The county’s first and only recycling center is just one of many firsts to be celebrated when the long-delayed Kaua’i Resource Center finally opens near Lihu’e Airport on Saturday, April 20. It will be the first place available on the
The county’s first and only recycling center is just one of many firsts to be celebrated when the long-delayed Kaua’i Resource Center finally opens near Lihu’e Airport on Saturday, April 20.
It will be the first place available on the island where businesses can bring aluminum, glass, newspaper, cardboard, plastics and mixed paper, said Allison Fraley, the county’s first permanent recycling coordinator.
The six community recycling bins maintained and serviced by Garden Isle Disposal under a county contract are designed to handle only residential recyclables, and accept aluminum, glass, newspaper and cardboard.
Residents are also encouraged to bring recyclable items to the center.
Island Recycling of O’ahu has been chosen as the center’s first operator, contracted to accept goods including tires, pallets and electronic equipment. It was chosen in part because of its willingness to be the first contractor to accept those other items, she said.
When it starts later this year, the county’s summer enrichment program will for the first time use recycling as its core curriculum subject, she continued.
The opening of the center will also almost simultaneously trigger creation of three different recycling businesses on the island, which have been waiting for the resource center to open so they’ll have a place to take their recyclable materials, Fraley said.
Dropping off of the core recycling items such as mixed paper, plastics (No. 1 and No. 2), cardboard and newspaper should be free of charge, and Fraley envisions Island Recycling paying for aluminum cans dropped at the center, adjacent to the Lihu’e transfer station along Ahukini Road just past Lihue Airport.
“I am elated” about the opening of the center, Fraley said. Getting the center opened is what she was hired to do, and her office has been in the center for around a year.
Island Recycling will pay the county $800 a month for use of just over half of the facility, and will initially have two workers there.
Besides Island Recycling, Fraley’s office and JC Sandblasting’s space for acceptance of glass, the center will include a waste diversion reference library open to the public and featuring books, articles and other information on recycling.
Additionally, there will be recycled product manufacturing done at the site, and a composting demonstration project.

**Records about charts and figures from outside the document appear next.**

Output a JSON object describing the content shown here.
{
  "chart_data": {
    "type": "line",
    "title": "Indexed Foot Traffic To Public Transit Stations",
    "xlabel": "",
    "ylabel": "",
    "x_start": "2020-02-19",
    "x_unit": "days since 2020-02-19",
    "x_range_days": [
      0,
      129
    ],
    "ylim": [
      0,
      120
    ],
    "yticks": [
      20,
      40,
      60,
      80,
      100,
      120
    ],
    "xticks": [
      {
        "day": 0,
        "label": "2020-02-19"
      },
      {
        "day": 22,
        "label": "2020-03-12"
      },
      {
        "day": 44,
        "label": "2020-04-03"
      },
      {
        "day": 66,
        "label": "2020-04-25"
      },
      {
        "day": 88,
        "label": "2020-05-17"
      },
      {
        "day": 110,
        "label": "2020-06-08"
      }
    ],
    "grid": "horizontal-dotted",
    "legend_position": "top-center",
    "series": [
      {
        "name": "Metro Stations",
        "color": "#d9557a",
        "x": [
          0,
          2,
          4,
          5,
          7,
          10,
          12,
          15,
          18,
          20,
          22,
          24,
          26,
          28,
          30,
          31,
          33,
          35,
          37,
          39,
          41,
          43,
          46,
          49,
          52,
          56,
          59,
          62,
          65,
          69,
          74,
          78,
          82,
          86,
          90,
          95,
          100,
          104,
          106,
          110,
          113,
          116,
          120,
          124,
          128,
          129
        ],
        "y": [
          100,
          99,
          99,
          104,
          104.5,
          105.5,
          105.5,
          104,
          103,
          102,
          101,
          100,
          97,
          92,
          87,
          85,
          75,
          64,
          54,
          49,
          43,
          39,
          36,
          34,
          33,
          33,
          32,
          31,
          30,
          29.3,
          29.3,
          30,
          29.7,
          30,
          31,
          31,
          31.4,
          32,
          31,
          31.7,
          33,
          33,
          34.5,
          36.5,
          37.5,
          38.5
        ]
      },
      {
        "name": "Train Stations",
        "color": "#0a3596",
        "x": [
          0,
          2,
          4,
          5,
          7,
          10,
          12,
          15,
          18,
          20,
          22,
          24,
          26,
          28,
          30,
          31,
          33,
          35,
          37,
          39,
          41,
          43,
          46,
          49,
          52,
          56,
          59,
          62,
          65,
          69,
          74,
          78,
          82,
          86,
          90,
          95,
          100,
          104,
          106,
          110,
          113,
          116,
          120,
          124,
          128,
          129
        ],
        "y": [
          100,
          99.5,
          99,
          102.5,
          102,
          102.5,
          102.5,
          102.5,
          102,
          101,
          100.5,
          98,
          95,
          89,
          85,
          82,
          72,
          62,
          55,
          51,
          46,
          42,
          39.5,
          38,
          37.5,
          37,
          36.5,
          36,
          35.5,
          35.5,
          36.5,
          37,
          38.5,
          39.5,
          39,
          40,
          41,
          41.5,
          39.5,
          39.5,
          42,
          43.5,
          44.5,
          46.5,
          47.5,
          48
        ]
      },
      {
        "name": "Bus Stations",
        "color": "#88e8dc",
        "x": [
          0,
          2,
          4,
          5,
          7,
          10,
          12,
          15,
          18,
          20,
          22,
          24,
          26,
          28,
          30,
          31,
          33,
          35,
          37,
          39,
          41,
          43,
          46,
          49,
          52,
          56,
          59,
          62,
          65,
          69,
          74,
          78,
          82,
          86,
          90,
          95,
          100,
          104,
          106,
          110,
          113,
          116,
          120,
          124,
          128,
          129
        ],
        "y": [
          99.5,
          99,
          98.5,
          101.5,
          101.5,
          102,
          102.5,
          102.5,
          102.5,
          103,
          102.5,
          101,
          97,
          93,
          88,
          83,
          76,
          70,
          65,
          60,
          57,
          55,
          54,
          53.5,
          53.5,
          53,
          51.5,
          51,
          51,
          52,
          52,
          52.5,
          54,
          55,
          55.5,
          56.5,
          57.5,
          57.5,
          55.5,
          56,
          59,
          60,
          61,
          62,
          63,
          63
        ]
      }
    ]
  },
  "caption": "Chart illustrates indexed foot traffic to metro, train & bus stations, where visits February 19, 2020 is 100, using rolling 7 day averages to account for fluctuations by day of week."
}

Diversion of waste from the county’s transfer stations and landfill must occur under terms of a federal Economic Development Administration grant of $2.2 million used to build the facility, she explained.
Originally designed as a place to store, refurbish, re-use and re-sell tons of household fixtures, building materials and other debris created by Hurricane ‘Iniki nearly 10 years ago, the center never opened for that intent.
The intent then was to have a place other than Kekaha landfill for hurricane-damaged materials. Several temporary, regional dumps where certain building materials and greenwaste could be dropped off sprung up after Hurricane ‘Iwa in 1982.
A combination of lack of bidders and other problems forced the county to change the emphasis of the center to the current format.
Some additional space not yet under lease will soon go out for a fifth bidding process to try to get a vendor to establish a re-use facility within the center, she said.
Where recycling involves reducing the recyclable materials into forms that can be used to make cardboard packaging, aluminum cans, and similar items, re-use involves taking materials that are damaged or otherwise unwanted by one party but still usable, repairing and refurbishing them, then and offering them for re-sale.
Thrift stores do this with clothing and other items, and packaging materials come immediately to Fraley’s mind as a potential re-use product.
In the two years she has been on the island, she has noticed increased interest in recycling and waste diversion.
It could be as simple as having a county recycling office listing in the front of the telephone book (241-6891), but Fraley feels it could also be a greater awareness and desire on the part of island residents to do whatever they can to prolong the life of the Kekaha landfill, and otherwise take better care of the land.
“I do see that there is a major interest in waste diversion and recycling,” a greater amount of awareness and involvement, she said.
“We see recycling as something we are responsible to take care of,” and not just because it is her job, she concluded.